My Savage Alien Rescuer (Parallel Dimensions Book 1) by Josie Walker

My Savage Alien Rescuer (Parallel Dimensions Book 1) by Josie Walker

Author:Josie Walker [Walker, Josie]
Language: eng
Format: epub
Published: 2019-03-13T18:30:00+00:00


CHAPTER ELEVEN

CHRISTINA

To say that I was feeling depressed would have been putting it mildly. I was also cold, hungry, and needed to go to the bathroom like nobody’s business! There was no use lying to myself because the falsehoods didn’t comfort me anymore.

It was time to face facts. Trog wasn’t coming for me. For all I knew cat man had murdered him and fed him to wild beasts in the forest before kidnapping me. That thought made me feel even more despondent. I hated the thought of a world without Trog in it. I hated it even more than I did being held against my will.

Trog had been too good for me, and I had been too stupid to recognize this while I’d still had him in my life. Instead of telling him how much I’d appreciated him, I’d fixated on getting back to my empty version of earth. All of the modern conveniences I’d once been privy to had done nothing to change the fact that I was lonely and at the whims of my biological clock. My dimension may not have been as dangerous, but that didn’t mean it was wonderful.

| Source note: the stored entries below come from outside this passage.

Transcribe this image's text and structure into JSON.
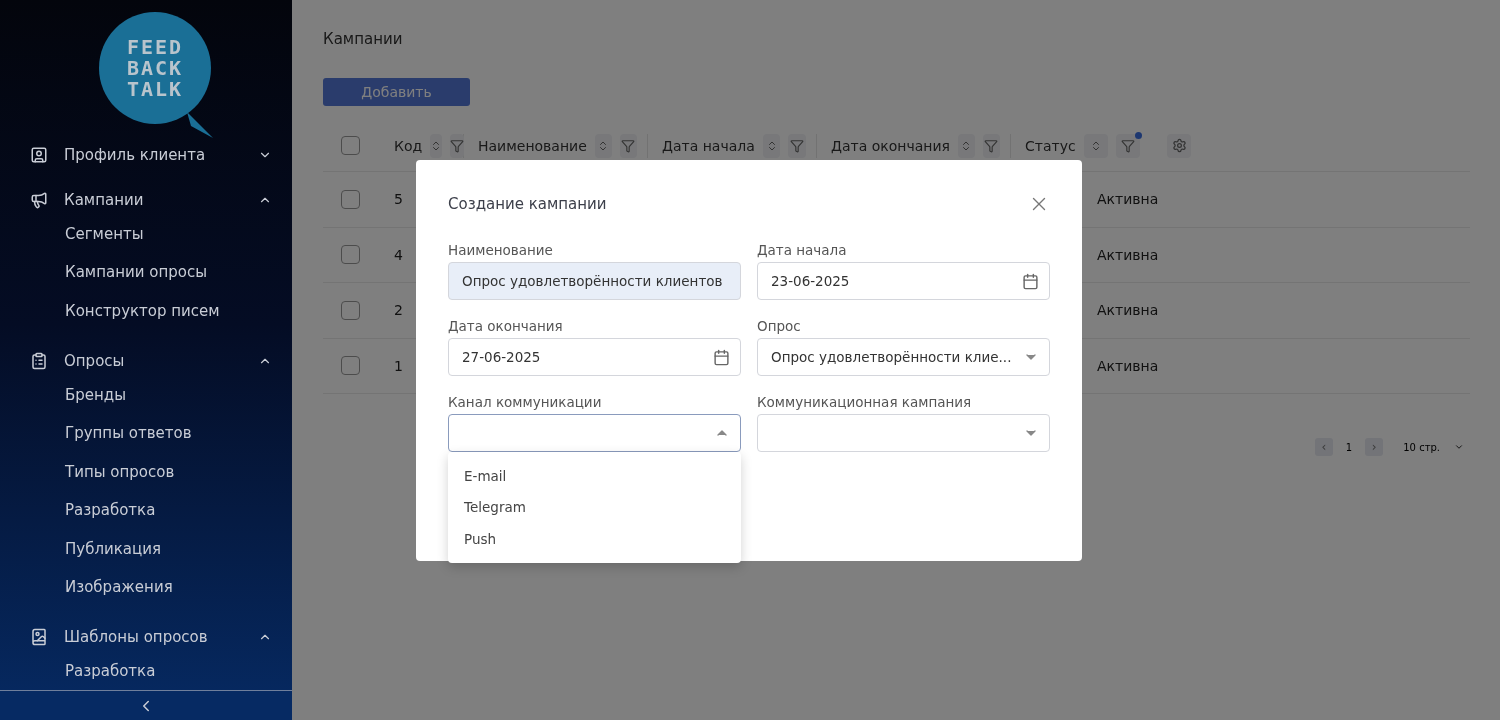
{
  "logo": {
    "lines": [
      "FEED",
      "BACK",
      "TALK"
    ]
  },
  "sidebar": {
    "items": [
      {
        "label": "Профиль клиента",
        "expanded": false
      },
      {
        "label": "Кампании",
        "expanded": true,
        "children": [
          {
            "label": "Сегменты"
          },
          {
            "label": "Кампании опросы"
          },
          {
            "label": "Конструктор писем"
          }
        ]
      },
      {
        "label": "Опросы",
        "expanded": true,
        "children": [
          {
            "label": "Бренды"
          },
          {
            "label": "Группы ответов"
          },
          {
            "label": "Типы опросов"
          },
          {
            "label": "Разработка"
          },
          {
            "label": "Публикация"
          },
          {
            "label": "Изображения"
          }
        ]
      },
      {
        "label": "Шаблоны опросов",
        "expanded": true,
        "children": [
          {
            "label": "Разработка"
          }
        ]
      }
    ]
  },
  "page": {
    "title": "Кампании",
    "add_button": "Добавить"
  },
  "table": {
    "all_checked": false,
    "columns": [
      {
        "label": "Код",
        "filtered": false
      },
      {
        "label": "Наименование",
        "filtered": false
      },
      {
        "label": "Дата начала",
        "filtered": false
      },
      {
        "label": "Дата окончания",
        "filtered": false
      },
      {
        "label": "Статус",
        "filtered": true
      }
    ],
    "rows": [
      {
        "code": "5",
        "status": "Активна",
        "checked": false
      },
      {
        "code": "4",
        "status": "Активна",
        "checked": false
      },
      {
        "code": "2",
        "status": "Активна",
        "checked": false
      },
      {
        "code": "1",
        "status": "Активна",
        "checked": false
      }
    ]
  },
  "pagination": {
    "prev": "‹",
    "page": "1",
    "next": "›",
    "page_size": "10 стр."
  },
  "modal": {
    "title": "Создание кампании",
    "fields": [
      {
        "label": "Наименование",
        "kind": "text",
        "value": "Опрос удовлетворённости клиентов"
      },
      {
        "label": "Дата начала",
        "kind": "date",
        "value": "23-06-2025"
      },
      {
        "label": "Дата окончания",
        "kind": "date",
        "value": "27-06-2025"
      },
      {
        "label": "Опрос",
        "kind": "select",
        "value": "Опрос удовлетворённости клие...",
        "expanded": false
      },
      {
        "label": "Канал коммуникации",
        "kind": "select",
        "expanded": true,
        "options": [
          "E-mail",
          "Telegram",
          "Push"
        ]
      },
      {
        "label": "Коммуникационная кампания",
        "kind": "select",
        "expanded": false
      }
    ]
  }
}
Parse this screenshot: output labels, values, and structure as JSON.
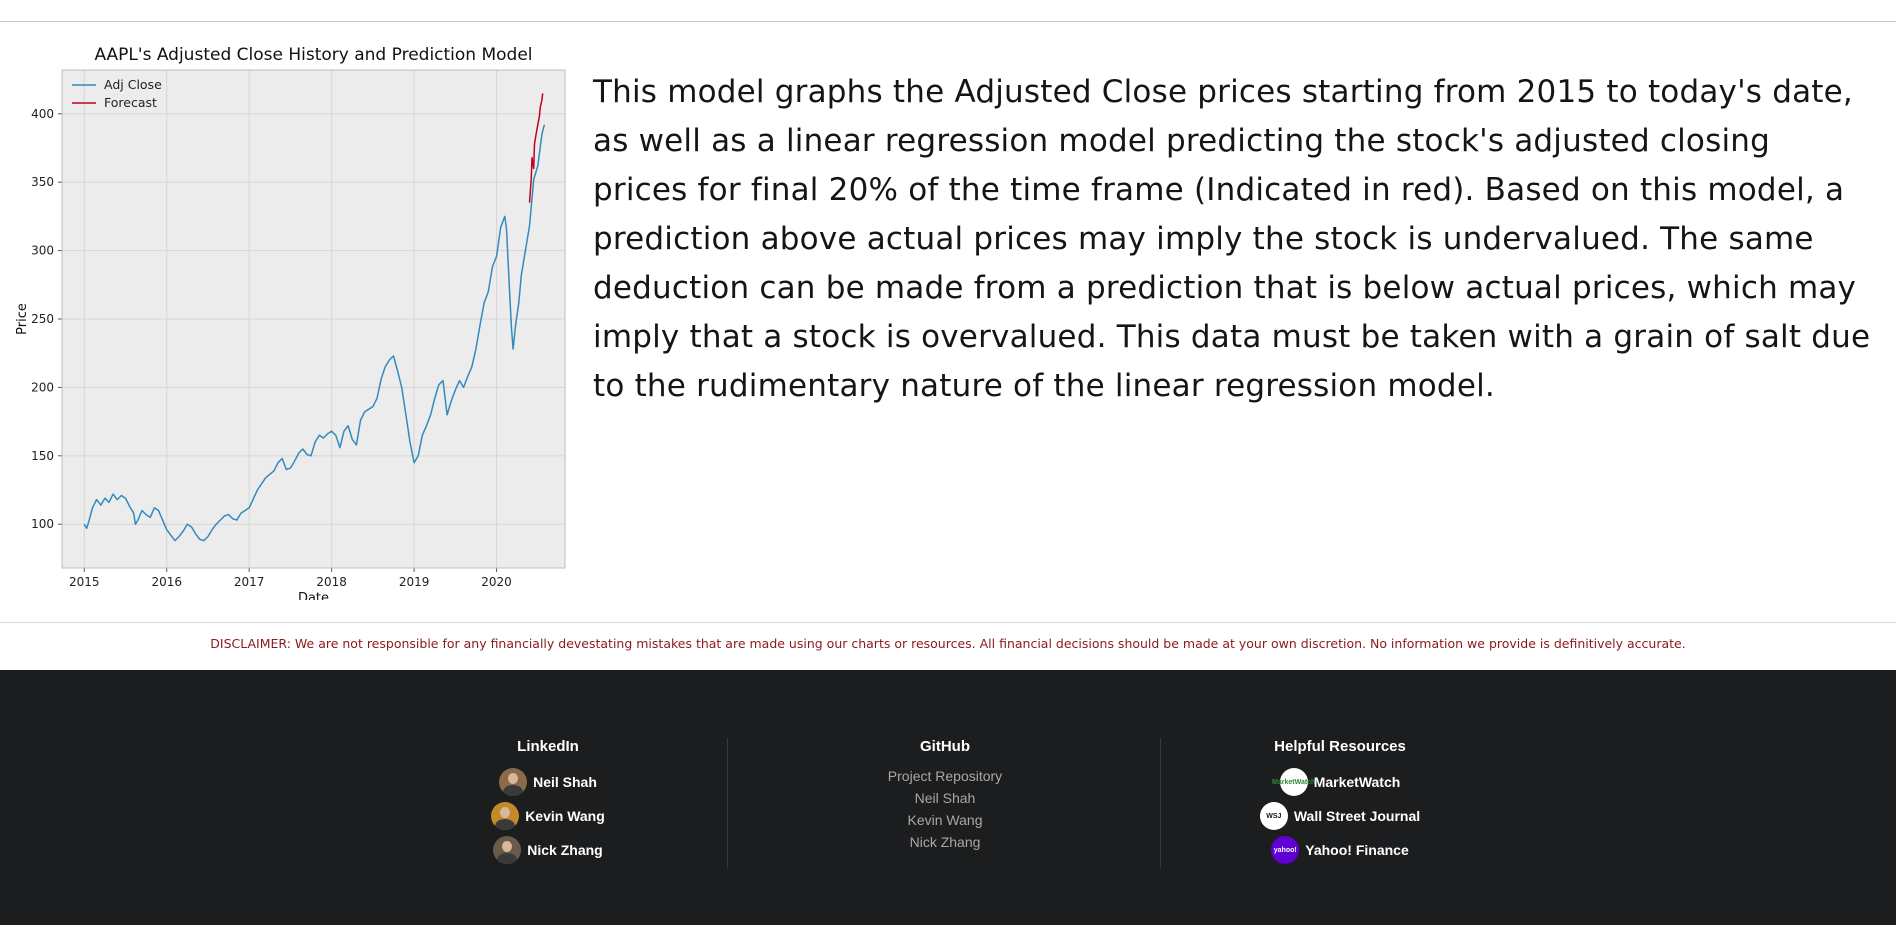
{
  "chart_data": {
    "type": "line",
    "title": "AAPL's Adjusted Close History and Prediction Model",
    "xlabel": "Date",
    "ylabel": "Price",
    "x_ticks": [
      "2015",
      "2016",
      "2017",
      "2018",
      "2019",
      "2020"
    ],
    "y_ticks": [
      100,
      150,
      200,
      250,
      300,
      350,
      400
    ],
    "xlim": [
      2014.73,
      2020.83
    ],
    "ylim": [
      68,
      432
    ],
    "grid": true,
    "legend_position": "top-left",
    "series": [
      {
        "name": "Adj Close",
        "color": "#348abd",
        "points": [
          [
            2015.0,
            100
          ],
          [
            2015.03,
            97
          ],
          [
            2015.06,
            103
          ],
          [
            2015.1,
            112
          ],
          [
            2015.15,
            118
          ],
          [
            2015.2,
            114
          ],
          [
            2015.25,
            119
          ],
          [
            2015.3,
            116
          ],
          [
            2015.35,
            122
          ],
          [
            2015.4,
            118
          ],
          [
            2015.45,
            121
          ],
          [
            2015.5,
            119
          ],
          [
            2015.55,
            113
          ],
          [
            2015.6,
            108
          ],
          [
            2015.62,
            100
          ],
          [
            2015.65,
            103
          ],
          [
            2015.7,
            110
          ],
          [
            2015.75,
            107
          ],
          [
            2015.8,
            105
          ],
          [
            2015.85,
            112
          ],
          [
            2015.9,
            110
          ],
          [
            2015.95,
            103
          ],
          [
            2016.0,
            96
          ],
          [
            2016.05,
            92
          ],
          [
            2016.1,
            88
          ],
          [
            2016.15,
            91
          ],
          [
            2016.2,
            95
          ],
          [
            2016.25,
            100
          ],
          [
            2016.3,
            98
          ],
          [
            2016.35,
            93
          ],
          [
            2016.4,
            89
          ],
          [
            2016.45,
            88
          ],
          [
            2016.5,
            91
          ],
          [
            2016.55,
            96
          ],
          [
            2016.6,
            100
          ],
          [
            2016.65,
            103
          ],
          [
            2016.7,
            106
          ],
          [
            2016.75,
            107
          ],
          [
            2016.8,
            104
          ],
          [
            2016.85,
            103
          ],
          [
            2016.9,
            108
          ],
          [
            2016.95,
            110
          ],
          [
            2017.0,
            112
          ],
          [
            2017.1,
            125
          ],
          [
            2017.2,
            134
          ],
          [
            2017.3,
            139
          ],
          [
            2017.35,
            145
          ],
          [
            2017.4,
            148
          ],
          [
            2017.45,
            140
          ],
          [
            2017.5,
            141
          ],
          [
            2017.55,
            146
          ],
          [
            2017.6,
            152
          ],
          [
            2017.65,
            155
          ],
          [
            2017.7,
            151
          ],
          [
            2017.75,
            150
          ],
          [
            2017.8,
            160
          ],
          [
            2017.85,
            165
          ],
          [
            2017.9,
            163
          ],
          [
            2017.95,
            166
          ],
          [
            2018.0,
            168
          ],
          [
            2018.05,
            165
          ],
          [
            2018.1,
            156
          ],
          [
            2018.15,
            168
          ],
          [
            2018.2,
            172
          ],
          [
            2018.25,
            162
          ],
          [
            2018.3,
            158
          ],
          [
            2018.35,
            176
          ],
          [
            2018.4,
            182
          ],
          [
            2018.45,
            184
          ],
          [
            2018.5,
            186
          ],
          [
            2018.55,
            192
          ],
          [
            2018.6,
            206
          ],
          [
            2018.65,
            215
          ],
          [
            2018.7,
            220
          ],
          [
            2018.75,
            223
          ],
          [
            2018.8,
            212
          ],
          [
            2018.85,
            200
          ],
          [
            2018.9,
            180
          ],
          [
            2018.95,
            160
          ],
          [
            2019.0,
            145
          ],
          [
            2019.05,
            150
          ],
          [
            2019.1,
            165
          ],
          [
            2019.15,
            172
          ],
          [
            2019.2,
            180
          ],
          [
            2019.25,
            192
          ],
          [
            2019.3,
            202
          ],
          [
            2019.35,
            205
          ],
          [
            2019.4,
            180
          ],
          [
            2019.45,
            190
          ],
          [
            2019.5,
            198
          ],
          [
            2019.55,
            205
          ],
          [
            2019.6,
            200
          ],
          [
            2019.65,
            208
          ],
          [
            2019.7,
            215
          ],
          [
            2019.75,
            228
          ],
          [
            2019.8,
            246
          ],
          [
            2019.85,
            262
          ],
          [
            2019.9,
            270
          ],
          [
            2019.95,
            288
          ],
          [
            2020.0,
            296
          ],
          [
            2020.05,
            317
          ],
          [
            2020.1,
            325
          ],
          [
            2020.12,
            316
          ],
          [
            2020.15,
            280
          ],
          [
            2020.18,
            244
          ],
          [
            2020.2,
            228
          ],
          [
            2020.23,
            245
          ],
          [
            2020.27,
            262
          ],
          [
            2020.3,
            282
          ],
          [
            2020.35,
            300
          ],
          [
            2020.4,
            318
          ],
          [
            2020.45,
            352
          ],
          [
            2020.5,
            362
          ],
          [
            2020.55,
            385
          ],
          [
            2020.58,
            392
          ]
        ]
      },
      {
        "name": "Forecast",
        "color": "#c2001f",
        "points": [
          [
            2020.4,
            335
          ],
          [
            2020.42,
            352
          ],
          [
            2020.43,
            368
          ],
          [
            2020.45,
            360
          ],
          [
            2020.46,
            378
          ],
          [
            2020.48,
            385
          ],
          [
            2020.5,
            392
          ],
          [
            2020.52,
            398
          ],
          [
            2020.53,
            405
          ],
          [
            2020.55,
            410
          ],
          [
            2020.56,
            415
          ]
        ]
      }
    ]
  },
  "description": "This model graphs the Adjusted Close prices starting from 2015 to today's date, as well as a linear regression model predicting the stock's adjusted closing prices for final 20% of the time frame (Indicated in red). Based on this model, a prediction above actual prices may imply the stock is undervalued. The same deduction can be made from a prediction that is below actual prices, which may imply that a stock is overvalued. This data must be taken with a grain of salt due to the rudimentary nature of the linear regression model.",
  "disclaimer": "DISCLAIMER: We are not responsible for any financially devestating mistakes that are made using our charts or resources. All financial decisions should be made at your own discretion. No information we provide is definitively accurate.",
  "footer": {
    "linkedin": {
      "title": "LinkedIn",
      "people": [
        {
          "name": "Neil Shah",
          "avatar_color": "#8a6a4a"
        },
        {
          "name": "Kevin Wang",
          "avatar_color": "#c48a2a"
        },
        {
          "name": "Nick Zhang",
          "avatar_color": "#6a5a4a"
        }
      ]
    },
    "github": {
      "title": "GitHub",
      "links": [
        "Project Repository",
        "Neil Shah",
        "Kevin Wang",
        "Nick Zhang"
      ]
    },
    "resources": {
      "title": "Helpful Resources",
      "items": [
        {
          "name": "MarketWatch",
          "logo_text": "MarketWatch",
          "logo_bg": "#ffffff",
          "logo_fg": "#2f8a3b"
        },
        {
          "name": "Wall Street Journal",
          "logo_text": "WSJ",
          "logo_bg": "#ffffff",
          "logo_fg": "#111111"
        },
        {
          "name": "Yahoo! Finance",
          "logo_text": "yahoo!",
          "logo_bg": "#5f01d1",
          "logo_fg": "#ffffff"
        }
      ]
    }
  }
}
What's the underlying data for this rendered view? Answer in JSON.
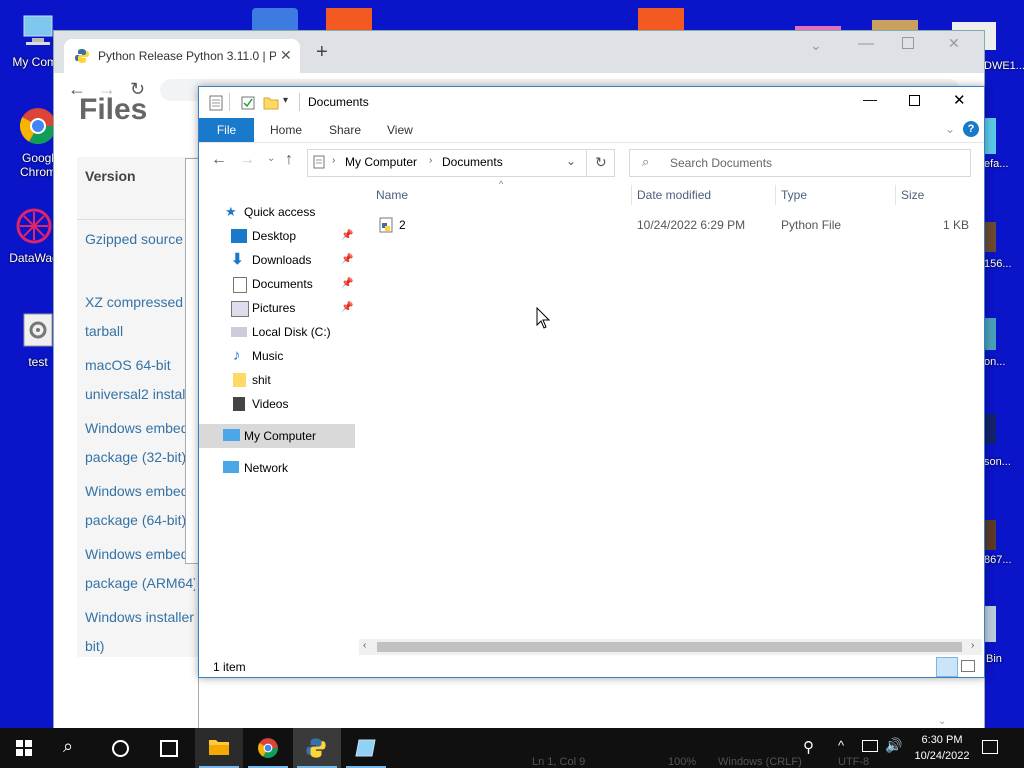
{
  "desktop": {
    "icons": [
      {
        "label": "My Comp",
        "icon": "computer-icon"
      },
      {
        "label": "Googl\nChrom",
        "icon": "chrome-icon"
      },
      {
        "label": "DataWag",
        "icon": "datawagon-icon"
      },
      {
        "label": "test",
        "icon": "gear-file-icon"
      }
    ],
    "right_labels": [
      "DWE1...",
      "efa...",
      "156...",
      "on...",
      "son...",
      "867...",
      "Bin"
    ]
  },
  "browser": {
    "tab_title": "Python Release Python 3.11.0 | P",
    "page": {
      "title": "Files",
      "version_header": "Version",
      "downloads": [
        "Gzipped source",
        "XZ compressed s",
        "tarball",
        "macOS 64-bit",
        "universal2 instal",
        "Windows embed",
        "package (32-bit)",
        "Windows embed",
        "package (64-bit)",
        "Windows embed",
        "package (ARM64)",
        "Windows installer",
        "bit)"
      ]
    }
  },
  "explorer": {
    "title": "Documents",
    "ribbon_tabs": {
      "file": "File",
      "home": "Home",
      "share": "Share",
      "view": "View"
    },
    "breadcrumb": {
      "root": "My Computer",
      "current": "Documents"
    },
    "search_placeholder": "Search Documents",
    "nav": {
      "quick_access": "Quick access",
      "items": [
        "Desktop",
        "Downloads",
        "Documents",
        "Pictures",
        "Local Disk (C:)",
        "Music",
        "shit",
        "Videos"
      ],
      "my_computer": "My Computer",
      "network": "Network"
    },
    "columns": {
      "name": "Name",
      "date": "Date modified",
      "type": "Type",
      "size": "Size"
    },
    "files": [
      {
        "name": "2",
        "date": "10/24/2022 6:29 PM",
        "type": "Python File",
        "size": "1 KB"
      }
    ],
    "status": "1 item"
  },
  "notepad_status": {
    "pos": "Ln 1, Col 9",
    "zoom": "100%",
    "eol": "Windows (CRLF)",
    "enc": "UTF-8"
  },
  "taskbar": {
    "time": "6:30 PM",
    "date": "10/24/2022"
  },
  "colors": {
    "desktop": "#0a14c8",
    "accent": "#1979ca",
    "taskbar": "#101010"
  }
}
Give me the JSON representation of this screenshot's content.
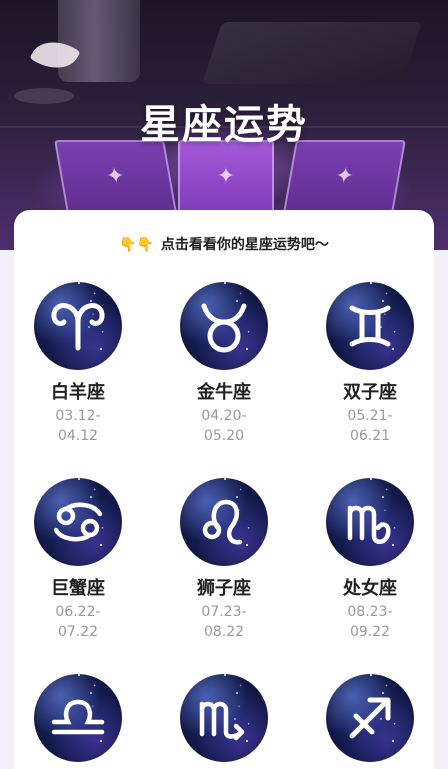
{
  "header": {
    "title": "星座运势"
  },
  "hint": {
    "emoji": "👇👇",
    "text": "点击看看你的星座运势吧～"
  },
  "signs": [
    {
      "name": "白羊座",
      "date_start": "03.12-",
      "date_end": "04.12",
      "icon": "aries-icon"
    },
    {
      "name": "金牛座",
      "date_start": "04.20-",
      "date_end": "05.20",
      "icon": "taurus-icon"
    },
    {
      "name": "双子座",
      "date_start": "05.21-",
      "date_end": "06.21",
      "icon": "gemini-icon"
    },
    {
      "name": "巨蟹座",
      "date_start": "06.22-",
      "date_end": "07.22",
      "icon": "cancer-icon"
    },
    {
      "name": "狮子座",
      "date_start": "07.23-",
      "date_end": "08.22",
      "icon": "leo-icon"
    },
    {
      "name": "处女座",
      "date_start": "08.23-",
      "date_end": "09.22",
      "icon": "virgo-icon"
    },
    {
      "name": "",
      "date_start": "",
      "date_end": "",
      "icon": "libra-icon"
    },
    {
      "name": "",
      "date_start": "",
      "date_end": "",
      "icon": "scorpio-icon"
    },
    {
      "name": "",
      "date_start": "",
      "date_end": "",
      "icon": "sagittarius-icon"
    }
  ],
  "colors": {
    "panel": "#ffffff",
    "title": "#ffffff",
    "sign_name": "#222222",
    "sign_dates": "#9a9a9a",
    "medallion": "#121a4a"
  }
}
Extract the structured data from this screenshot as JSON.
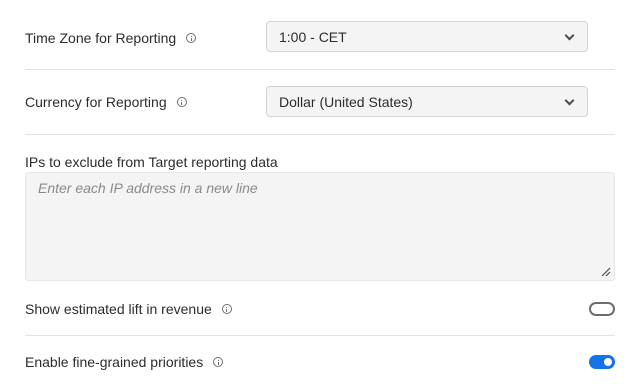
{
  "timezone": {
    "label": "Time Zone for Reporting",
    "value": "1:00 - CET"
  },
  "currency": {
    "label": "Currency for Reporting",
    "value": "Dollar (United States)"
  },
  "ip_exclude": {
    "label": "IPs to exclude from Target reporting data",
    "placeholder": "Enter each IP address in a new line"
  },
  "lift_revenue": {
    "label": "Show estimated lift in revenue",
    "enabled": false
  },
  "fine_grained": {
    "label": "Enable fine-grained priorities",
    "enabled": true
  },
  "colors": {
    "accent": "#1473e6",
    "field_bg": "#f4f4f4",
    "divider": "#e1e1e1"
  }
}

I couldn’t forgive myself for how I’d wasted our newfound ability to communicate on a nasty fight. If I had it all to do over again I knew exactly what I’d say. I’d tell Trog that I loved him, and that I wanted to be his mate. Then we’d spend the rest of our lives happily ever after.

It felt good to admit how I felt, even if only to myself. Too bad I hadn’t had my Eureka moment sooner. It had taken losing Trog for me to truly be honest with myself, which was a pretty steep learning curve.

But then I never claimed to be a genius. I just said I was the most educated person on this planet, which given the fact that I’d yet to see a single school wasn’t saying much. I didn’t have to be Einstein to understand that having Trog in my life made the food taste sweeter and the sun shine brighter.

I loved Trog more than my electric sewing machine. He was more important to me than WiFi or the ability to take a hot shower or poop without digging a hole first. I’d never felt this way about a man before, and the fact that he wasn’t strictly human no longer mattered to me.

Even if the dragon lady was to show up right now and offer me a one way ticket back to coffee-and-chocolateville, I wouldn’t take it. I could no longer imagine my future without him there by my side. And I shouldn’t have had to!

This was all cat man’s fault. He had killed my Utopia. The universe had shown me the love of my life and then promptly ripped it out of my grasp. Talk about epically unfair!

But did that mean I had to roll over and accept it? I’d escaped once, so why couldn’t I try again?